Message non lupar Cinci » mar. 29 janv. 2019, 18:14

Bonjour,
Xavi écrit :
Si les « sottes suppositions » sont à écarter parce qu’elles mettent en cause la pleine humanité du Christ, il me semble, par contre, que c’est la pleine divinité du Christ qui n’est pas suffisamment présente dans vos propositions.
Normal. C'était voulu de ma part pour la circonstance.

Je m'élevais contre ceux qui désincarnent Jésus, qui nous le "spiritualise" à vouloir le faire exister avant sa naissance ! Comme si le Jésus que nous connaissons avait pu exister en l'an 800 avant lui-même !

Il me semble qu’il n’est pas adéquat de dire que « On a pas idée d'un Dieu immortel qui pourrait mourir. Absurde ! ». Dans un sens, la mort ne peut certes concerner qu’une créature et là votre formule est exacte.
Vous avez tout compris.

Par contre, par l’incarnation, Dieu s’est fait créature et c’est bien Lui, Dieu, qui, s’étant fait homme, a traversé la mort.
Parler de la "mort de Dieu" ne veut rien dire. Il n'est qu'un homme qui peut mourir comme un homme meurt.

Comment voulez-vous que le Verbe éternel soit mort pendant que le Père serait vivant ? Pensez-vous que Dieu se sépare en morceaux ? Vous pensez peut-être que c'est toute la Trinité Sainte qui descendit au tombeau ? La personnalité de Jésus est unique mais en lui se trouve comme l'union de deux natures sans confusion. Dieu reste Dieu. Sans confusion ... Humainement parlant, Jésus est mort. La nature humaine est morte chez lui à cause du supplice, son corps humain est détruit. Et c'est comme homme aussi qu'il va ressusciter avec son corps. C'est bien l'homme-Jésus qui ressuscite ! Mais Jésus n'a pas cessé un seul instant d'être "informé" par Dieu en quelque sorte, pas même quand il était dans les "régions inférieurs". L'union de Jésus avec le Père ne cesse pas même durant les fameux trois jours.

Vaincre la mort
En effet, « l’homme à qui Dieu a donné le pouvoir de vaincre la mort » c’est, certes, le Christ, mais c’est aussi tout simplement l’homme créé avant le péché originel. Préservée du péché originel par son immaculée conception, la Sainte Vierge Marie a pu traverser la mort par son assomption. Adam et Ève ne devaient pas mourir et auraient pu, eux aussi, sans le péché, vaincre la mort.
Il me semble que c'est vous ici qui venez semer la confusion.

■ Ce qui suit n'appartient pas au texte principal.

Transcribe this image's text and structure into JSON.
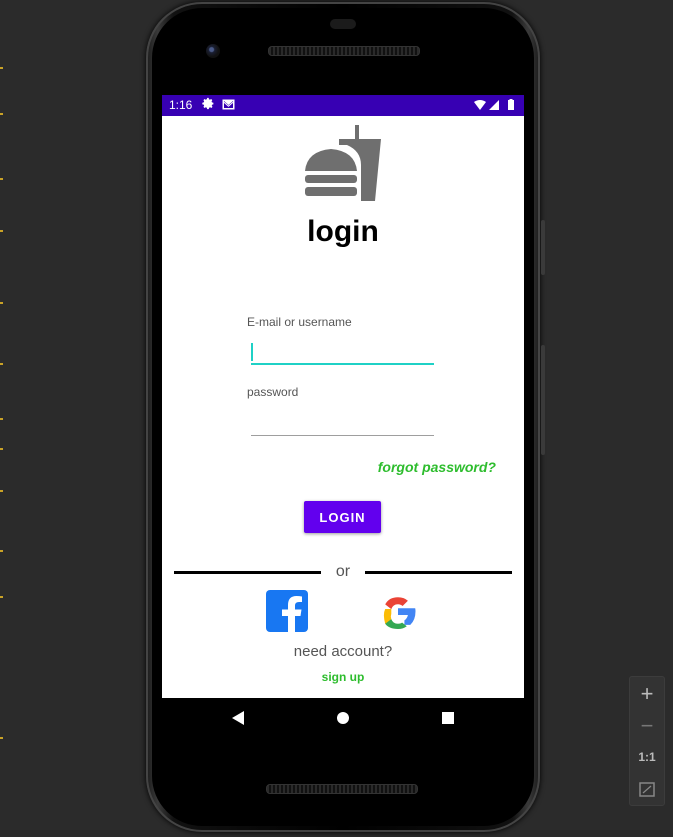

J'ignore d'où vous tenez que le premier Adam aurait dû avoir ce pouvoir d'être plus fort que Satan. Parce que "vaincre la mort" ici ça veut dire être capable de se sortir de l'emprise du diable, de la captivité du péché. Le premier Adam est tombé sous l'emprise du mal. Le premier Adam est incapable d'en sortir. Il en nécessite le Seigneur pour ça. Je parle de Jésus, notre rédempteur. La Vierge Marie obtient la grâce qui est la sienne de par le fait de Jésus uniquement.

De la façon dont vous vous exprimez mon cher Xavi c'est à croire qu'il n'y aurait point de différence entre le vieil Adam et ses fils et puis Jésus de Nazareth. Comme si tout le monde devrait être issu exactement de la même branche ...

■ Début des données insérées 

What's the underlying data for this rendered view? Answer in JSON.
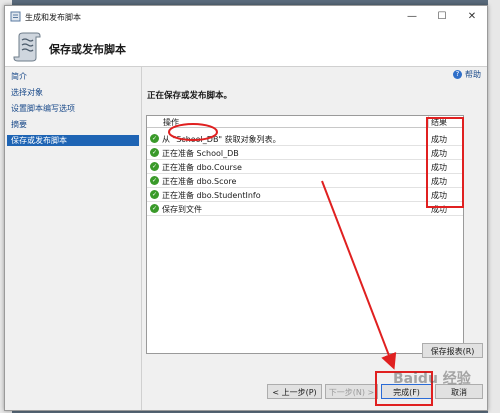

Jésus est un homme comme nous mais uni d'une manière particulièrement étroite avec Dieu, tellement étroite à ne pas pouvoir distinguer la part de l'humain et la part du divin dans ce qu'il exprime. Le "Je" de Jésus s'identifie parfaitement à la pensée et à la volonté du Verbe de Dieu. Dieu agit bel et bien à travers Jésus d'une manière unique. Ce que Jésus fait n'est pas ce que le Père Adam aurait pu faire.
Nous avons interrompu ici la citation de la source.